Nature then takes in sympathy a soft and plaintive tone,
Our melancholy mirrors back, and mingles with our moan,
Her voice of sighs responds to ours—there broods a great distress
O'er all the Earth so beautiful—yet who could wish it less?
All images of mournful things assailed my mournful thought,
Each leaf a little History of decay and failing brought;
I revelled in those mournful thoughts, and revelled in those things,
Which seemed with kindred feeling then to thrill my heart's deep strings!

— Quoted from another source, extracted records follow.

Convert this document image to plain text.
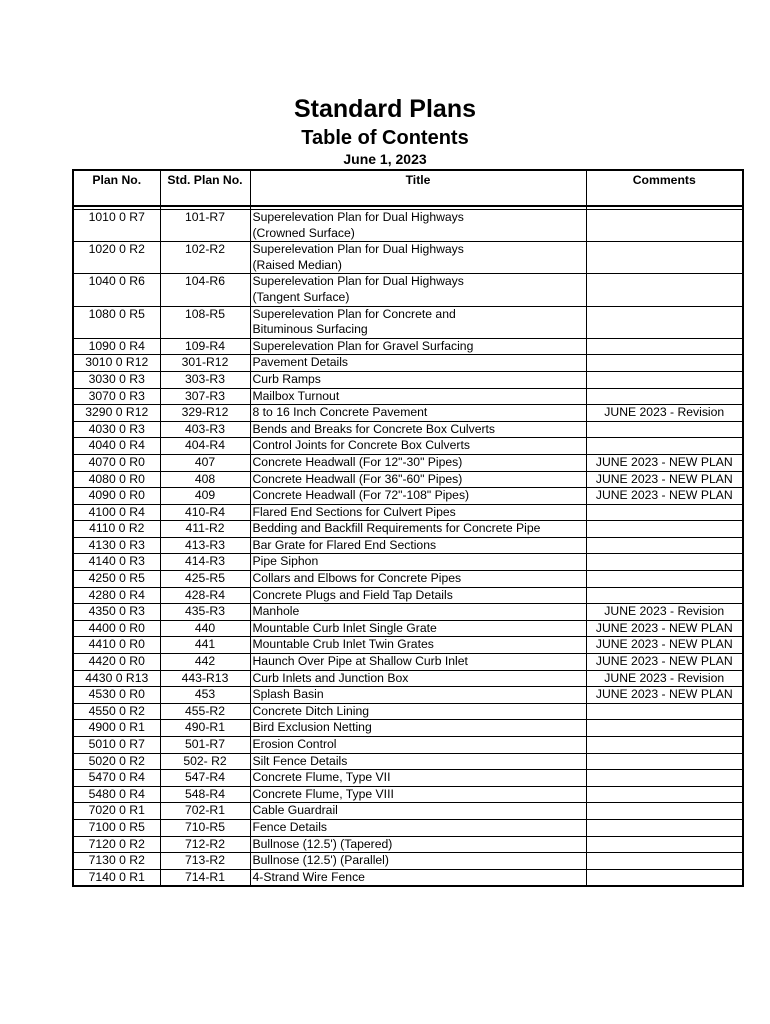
Standard Plans
Table of Contents
June 1, 2023
Plan No.	Std. Plan No.	Title	Comments

1010 0 R7	101-R7	Superelevation Plan for Dual Highways
(Crowned Surface)	
1020 0 R2	102-R2	Superelevation Plan for Dual Highways
(Raised Median)	
1040 0 R6	104-R6	Superelevation Plan for Dual Highways
(Tangent Surface)	
1080 0 R5	108-R5	Superelevation Plan for Concrete and
Bituminous Surfacing	
1090 0 R4	109-R4	Superelevation Plan for Gravel Surfacing	
3010 0 R12	301-R12	Pavement Details	
3030 0 R3	303-R3	Curb Ramps	
3070 0 R3	307-R3	Mailbox Turnout	
3290 0 R12	329-R12	8 to 16 Inch Concrete Pavement	JUNE 2023 - Revision
4030 0 R3	403-R3	Bends and Breaks for Concrete Box Culverts	
4040 0 R4	404-R4	Control Joints for Concrete Box Culverts	
4070 0 R0	407	Concrete Headwall (For 12"-30" Pipes)	JUNE 2023 - NEW PLAN
4080 0 R0	408	Concrete Headwall (For 36"-60" Pipes)	JUNE 2023 - NEW PLAN
4090 0 R0	409	Concrete Headwall (For 72"-108" Pipes)	JUNE 2023 - NEW PLAN
4100 0 R4	410-R4	Flared End Sections for Culvert Pipes	
4110 0 R2	411-R2	Bedding and Backfill Requirements for Concrete Pipe	
4130 0 R3	413-R3	Bar Grate for Flared End Sections	
4140 0 R3	414-R3	Pipe Siphon	
4250 0 R5	425-R5	Collars and Elbows for Concrete Pipes	
4280 0 R4	428-R4	Concrete Plugs and Field Tap Details	
4350 0 R3	435-R3	Manhole	JUNE 2023 - Revision
4400 0 R0	440	Mountable Curb Inlet Single Grate	JUNE 2023 - NEW PLAN
4410 0 R0	441	Mountable Crub Inlet Twin Grates	JUNE 2023 - NEW PLAN
4420 0 R0	442	Haunch Over Pipe at Shallow Curb Inlet	JUNE 2023 - NEW PLAN
4430 0 R13	443-R13	Curb Inlets and Junction Box	JUNE 2023 - Revision
4530 0 R0	453	Splash Basin	JUNE 2023 - NEW PLAN
4550 0 R2	455-R2	Concrete Ditch Lining	
4900 0 R1	490-R1	Bird Exclusion Netting	
5010 0 R7	501-R7	Erosion Control	
5020 0 R2	502- R2	Silt Fence Details	
5470 0 R4	547-R4	Concrete Flume, Type VII	
5480 0 R4	548-R4	Concrete Flume, Type VIII	
7020 0 R1	702-R1	Cable Guardrail	
7100 0 R5	710-R5	Fence Details	
7120 0 R2	712-R2	Bullnose (12.5') (Tapered)	
7130 0 R2	713-R2	Bullnose (12.5') (Parallel)	
7140 0 R1	714-R1	4-Strand Wire Fence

Nature! when thus we own thy charm, and when we feel thy sway,
Then the selfishness of suffering at least seems ta'en away;
Not for ourselves we deem it is we nurse our sleepless care
In the sufferings of a suffering World we sympathizing share!

152

When where'er we turn, where'er we move, e'en universally around,
A sadness dwells upon the air, the sky, the shadowy ground—
We seem unto a host of griefs to unlock the accordant heart,
In the sorrows of the sorrowing Earth we feel we bear our part.